In Proceedings of the 23nd ACM SIGKDD International Conference on Knowledge Discovery and Data Mining, ACM, 2017.
and (2) the domain label for venues used in the experiment of the paper.
The supported input HIN should be provided with concerned meta-paths. Note that our implementation further assumes (1) each concerned meta-path has at least one path instance in the given HIN, and (2) the given HIN has not dangling nodes, i.e., nodes not attaching to any path instances under any given meta-paths.
There are three required input files.
-
Matrix file contains the matrix for path counts between node pairs under each meta-paht, which is kept in a dok-based matrix format. The first line specifies the shape of the matrix:
num_node_pair num_path_type
The following lines are all the nonzero entries in the matrix, in the format of:
node_pair_id meta_path_id path_count
-
Node2pair file contains the indices of nodes that each node pair is made of, in the order of node pair indices. That is, the i-th line gives indices of nodes that form the node pair with id == i:
node1_id node2_id
-
Truth file contains the ground truth of each node pair, in the order of node pair indices. Each line should contain a single digit of 1 or 0. (For evaluation only.)
Hyperparameters to be specified as part of input include the number of clusters and beta for the PReP model (optional).
All the commands are executed from the project home directory.
To train PReP model:
python src/train.py matrix_file pair2node_file output_model_file num_clus [optional: beta]
To evaluate the ouput PReP model:
python eval/link_pred.py matrix_file pair2node_file model_file truth_file num_clus [optional: beta]
Alternatively, to run a shell script that first trains the model and then evaluates it:
./run.sh matrix_file pair2node_file model_file truth_file num_clus [optional: beta]
An example dataset can be found under the data
folder, which is a subset of the Facebook dataset we used for evaluation reported in the paper.

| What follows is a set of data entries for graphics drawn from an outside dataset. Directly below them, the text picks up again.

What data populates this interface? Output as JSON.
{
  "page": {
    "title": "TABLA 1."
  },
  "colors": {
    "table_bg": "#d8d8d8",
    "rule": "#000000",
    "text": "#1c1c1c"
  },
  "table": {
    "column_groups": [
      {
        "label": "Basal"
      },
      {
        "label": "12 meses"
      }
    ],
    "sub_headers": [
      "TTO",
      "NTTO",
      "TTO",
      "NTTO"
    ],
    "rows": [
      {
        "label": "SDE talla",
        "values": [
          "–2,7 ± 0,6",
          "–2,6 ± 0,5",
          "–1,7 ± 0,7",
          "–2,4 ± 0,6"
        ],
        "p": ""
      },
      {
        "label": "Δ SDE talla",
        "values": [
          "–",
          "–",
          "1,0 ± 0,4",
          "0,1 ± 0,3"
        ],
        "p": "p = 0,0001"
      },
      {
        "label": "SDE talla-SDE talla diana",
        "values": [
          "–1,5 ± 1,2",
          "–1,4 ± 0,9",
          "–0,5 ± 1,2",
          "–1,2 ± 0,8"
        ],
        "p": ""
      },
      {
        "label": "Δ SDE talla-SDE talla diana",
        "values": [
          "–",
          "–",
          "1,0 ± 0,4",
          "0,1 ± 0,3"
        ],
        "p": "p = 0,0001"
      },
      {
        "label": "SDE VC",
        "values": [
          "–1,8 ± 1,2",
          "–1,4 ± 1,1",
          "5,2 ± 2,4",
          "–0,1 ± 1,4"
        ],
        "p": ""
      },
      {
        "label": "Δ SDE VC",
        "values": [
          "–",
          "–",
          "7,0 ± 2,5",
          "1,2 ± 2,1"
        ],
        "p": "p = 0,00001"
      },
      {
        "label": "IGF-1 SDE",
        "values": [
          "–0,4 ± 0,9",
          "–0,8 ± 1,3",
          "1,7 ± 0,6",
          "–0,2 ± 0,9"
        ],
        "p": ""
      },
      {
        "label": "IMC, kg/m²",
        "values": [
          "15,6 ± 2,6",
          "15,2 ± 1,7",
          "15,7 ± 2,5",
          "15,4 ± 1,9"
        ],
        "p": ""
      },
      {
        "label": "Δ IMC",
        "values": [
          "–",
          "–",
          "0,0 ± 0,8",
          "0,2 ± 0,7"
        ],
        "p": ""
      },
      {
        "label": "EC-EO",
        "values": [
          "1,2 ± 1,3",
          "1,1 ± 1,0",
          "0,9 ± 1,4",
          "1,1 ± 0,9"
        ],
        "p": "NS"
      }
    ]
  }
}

To run the previous three commands on example dataset, execute respectively:
python src/train.py data/matrix.txt data/pair2node.txt data/example.model 15 1.e-4
python eval/link_pred.py data/matrix.txt data/pair2node.txt data/example.model data/truth.txt 15 1.e-4
./run.sh data/matrix.txt data/pair2node.txt data/example.model data/truth.txt 15 1.e-4
In the DBLP experiment of the paper, each venue is associated with one of the fourteen venue domains, where a venue domain corresponds to a computer science research area as defined in the Wikipedia page: List of computer science conferences.
We hereby release the mapping from venues to their domain labels that we have generated.
In the folder venue_label/
, venue_index.txt
and domain_index.txt
specify the indices of venues and domain labels, respectively; and venue_to_domain.txt
provides the mapping from venue indices to domain indices.
If you find PReP useful for your research, please consider citing the following paper:
@inproceedings{shi2017prep,
author = {Shi, Yu and Chan, Po-Wei and Zhuang, Honglei and Gui, Huan and Han, Jiawei},
title = {PReP: Path-Based Relevance from a Probabilistic Perspective in Heterogeneous Information Networks},
booktitle = {Proceedings of the 23rd ACM SIGKDD International Conference on Knowledge Discovery and Data Mining},
year = {2017},
organization={ACM}
}
Please send any questions you might have about the codes and/or the algorithm to yushi2@illinois.edu or poweichan0902@gmail.com.
Note: This is only a reference implementation of the PReP algorithm and could benefit from several performance enhancement schemes, some of which are discussed in the paper.